Inverted Pendulum

This is a project from a math and physics course my first semester in college. We were asked to model a second-order system. My group chose to model an inverted pendulum on a cart. After deriving and validating the equations of motion, we decided to implement a control system to keep the pendulum balanced.


After the class was over, I spent a weekend building a real version out of Legos to test our control system. It turned out that the 'best' parameters were not as good as the model predicted, but it did predict failure regions accurately.

This video shows working system. The pendulum itself has very little friction, both in the joint, and on the track. I used a potentiometer to sense angle, and I calculated angular velocity by having the pendulum back-drive a motor.

The control system was created in Simulink. The control circuit involved op-amps in negative feedback. The computer controlled the circuit using the very annoying Simulink Real-Time target and a flaky PCMCIA data acquisition card from Measurement Computing.

Window Walker

The final project for the Design Nature class was a walker that had to climb up a window using bellows, suctions cups, and one motor. I worked with Mark Cavolowsky, Jeff Dezso and Hossam Banaja to create one of only 3 walkers in our grade that succesfully climbed vertically.

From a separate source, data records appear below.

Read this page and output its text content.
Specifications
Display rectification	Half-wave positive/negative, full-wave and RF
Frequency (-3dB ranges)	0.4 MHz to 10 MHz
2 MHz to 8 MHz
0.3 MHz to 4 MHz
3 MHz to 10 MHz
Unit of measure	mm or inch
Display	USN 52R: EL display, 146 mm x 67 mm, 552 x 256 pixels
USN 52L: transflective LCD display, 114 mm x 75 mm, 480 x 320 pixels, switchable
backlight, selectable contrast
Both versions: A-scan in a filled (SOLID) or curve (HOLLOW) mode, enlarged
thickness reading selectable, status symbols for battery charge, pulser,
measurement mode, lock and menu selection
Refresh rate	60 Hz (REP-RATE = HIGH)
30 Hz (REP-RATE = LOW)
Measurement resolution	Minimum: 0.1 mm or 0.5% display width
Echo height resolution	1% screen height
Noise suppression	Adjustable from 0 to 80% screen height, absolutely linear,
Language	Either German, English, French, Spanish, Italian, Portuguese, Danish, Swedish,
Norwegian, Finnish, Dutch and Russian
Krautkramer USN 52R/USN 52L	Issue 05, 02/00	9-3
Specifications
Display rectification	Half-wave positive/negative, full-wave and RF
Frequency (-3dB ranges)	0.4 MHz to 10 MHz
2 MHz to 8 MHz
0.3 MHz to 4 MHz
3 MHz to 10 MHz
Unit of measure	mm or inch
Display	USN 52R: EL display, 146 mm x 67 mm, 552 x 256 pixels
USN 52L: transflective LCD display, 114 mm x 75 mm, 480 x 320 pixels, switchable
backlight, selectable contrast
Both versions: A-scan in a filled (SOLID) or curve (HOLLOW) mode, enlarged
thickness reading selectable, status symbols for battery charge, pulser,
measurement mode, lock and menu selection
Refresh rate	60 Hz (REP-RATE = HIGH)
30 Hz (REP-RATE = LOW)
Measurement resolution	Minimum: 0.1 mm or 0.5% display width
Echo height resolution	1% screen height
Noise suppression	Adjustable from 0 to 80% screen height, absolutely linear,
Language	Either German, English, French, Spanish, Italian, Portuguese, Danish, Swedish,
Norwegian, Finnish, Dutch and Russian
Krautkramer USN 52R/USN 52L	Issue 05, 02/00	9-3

For some reason, Mark and I decided not to use any gears in our design (we were the only team to do this). Instead, I came up with a crazy crankshaft/linkage contraption to transform the motor's rotation into the linear motion required to drive the system. What made it more complicated is that the motion of the bellows needed to be 90 degrees out of phase with the expanding/contracting motion of the device.

Video of the walker working for the first time. You can see Mark and Jeff's reflections in this window.